How to prepare for a breast MRI
MRI exams are common studies that typically do not require special preparation. Here are some things to remember before your MRI:
Bring a copy of the order for the procedure from your referring physician, a photo ID card and your insurance card.
Take your usual medications prior to your exam.
Wear comfortable, loose clothing. Sometimes, you may be asked to change into a gown.
Before entering the MRI room you must remove ALL metallic objects including guns, hearing aids, dentures, partial plates, keys, beeper, cell phone, eyeglasses, hair pins, barrettes, jewelry, body piercing jewelry, watch, safety pins, paperclips, money clip, credit cards, bank cards, magnetic strip cards, coins, pens, pocket knife, nail clippers, tools, clothing with metal fasteners and clothing with metallic threads.
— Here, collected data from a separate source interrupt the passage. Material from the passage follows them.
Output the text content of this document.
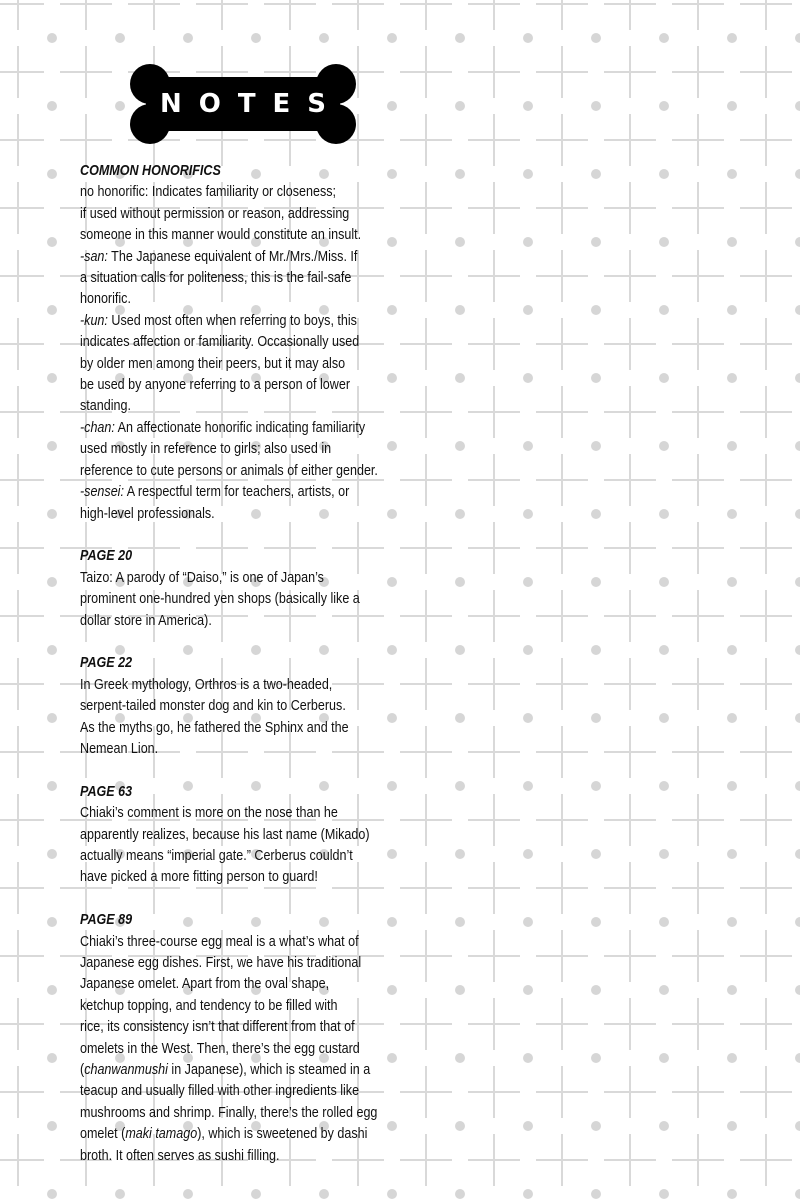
NOTES

COMMON HONORIFICS

no honorific: Indicates familiarity or closeness;

if used without permission or reason, addressing

someone in this manner would constitute an insult.

-san: The Japanese equivalent of Mr./Mrs./Miss. If

a situation calls for politeness, this is the fail-safe

honorific.

-kun: Used most often when referring to boys, this

indicates affection or familiarity. Occasionally used

by older men among their peers, but it may also

be used by anyone referring to a person of lower

standing.

-chan: An affectionate honorific indicating familiarity

used mostly in reference to girls; also used in

reference to cute persons or animals of either gender.

-sensei: A respectful term for teachers, artists, or

high-level professionals.

PAGE 20

Taizo: A parody of “Daiso,” is one of Japan’s

prominent one-hundred yen shops (basically like a

dollar store in America).

PAGE 22

In Greek mythology, Orthros is a two-headed,

serpent-tailed monster dog and kin to Cerberus.

As the myths go, he fathered the Sphinx and the

Nemean Lion.

PAGE 63

Chiaki’s comment is more on the nose than he

apparently realizes, because his last name (Mikado)

actually means “imperial gate.” Cerberus couldn’t

have picked a more fitting person to guard!

PAGE 89

Chiaki’s three-course egg meal is a what’s what of

Japanese egg dishes. First, we have his traditional

Japanese omelet. Apart from the oval shape,

ketchup topping, and tendency to be filled with

rice, its consistency isn’t that different from that of

omelets in the West. Then, there’s the egg custard

(chanwanmushi in Japanese), which is steamed in a

teacup and usually filled with other ingredients like

mushrooms and shrimp. Finally, there’s the rolled egg

omelet (maki tamago), which is sweetened by dashi

broth. It often serves as sushi filling.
Notify the technologist if you have any implanted electronic pacemaker, pump, stimulator or other device.
The MRI system has a very strong magnetic field that is always on. Improper entry to the MRI scanning room may result in serious injury or death. Do not enter the MRI scanning room without the permission of the MRI technologist or Radiologist. Do not enter the MRI room if you have any question or concern regarding the safety of an implant or device.
What to expect during a breast MRI
An MRI machine is a large cylindrical magnet. When you enter the MRI room, you will be asked to lie down on a bed, and the machine will move you and the bed into position, depending on the type of exam needed. During a breast MRI, you will be asked to be still for the duration of your scan, typically 20-45 minutes. Movement can blur the images and produce a lower-quality scan. The MRI machine can be loud, and you will hear loud tapping or thumping during the exam. Earplugs or earphones will be provided to you, and you can communicate with the technician through a microphone in the machine.
When your examination is over, you may resume your normal daily activities unless otherwise instructed by your doctor. One of our board-certified radiologists will review the images and send a report to your doctor.
What if I’m claustrophobic?
Some claustrophobic patients may experience a “closed in” feeling during a breast MRI. If this is a concern, you may receive a sedative, or conscious sedation, during your exam. Please let us know prior to your appointment if you think you will require a sedative. We also offer upright and open MRI options.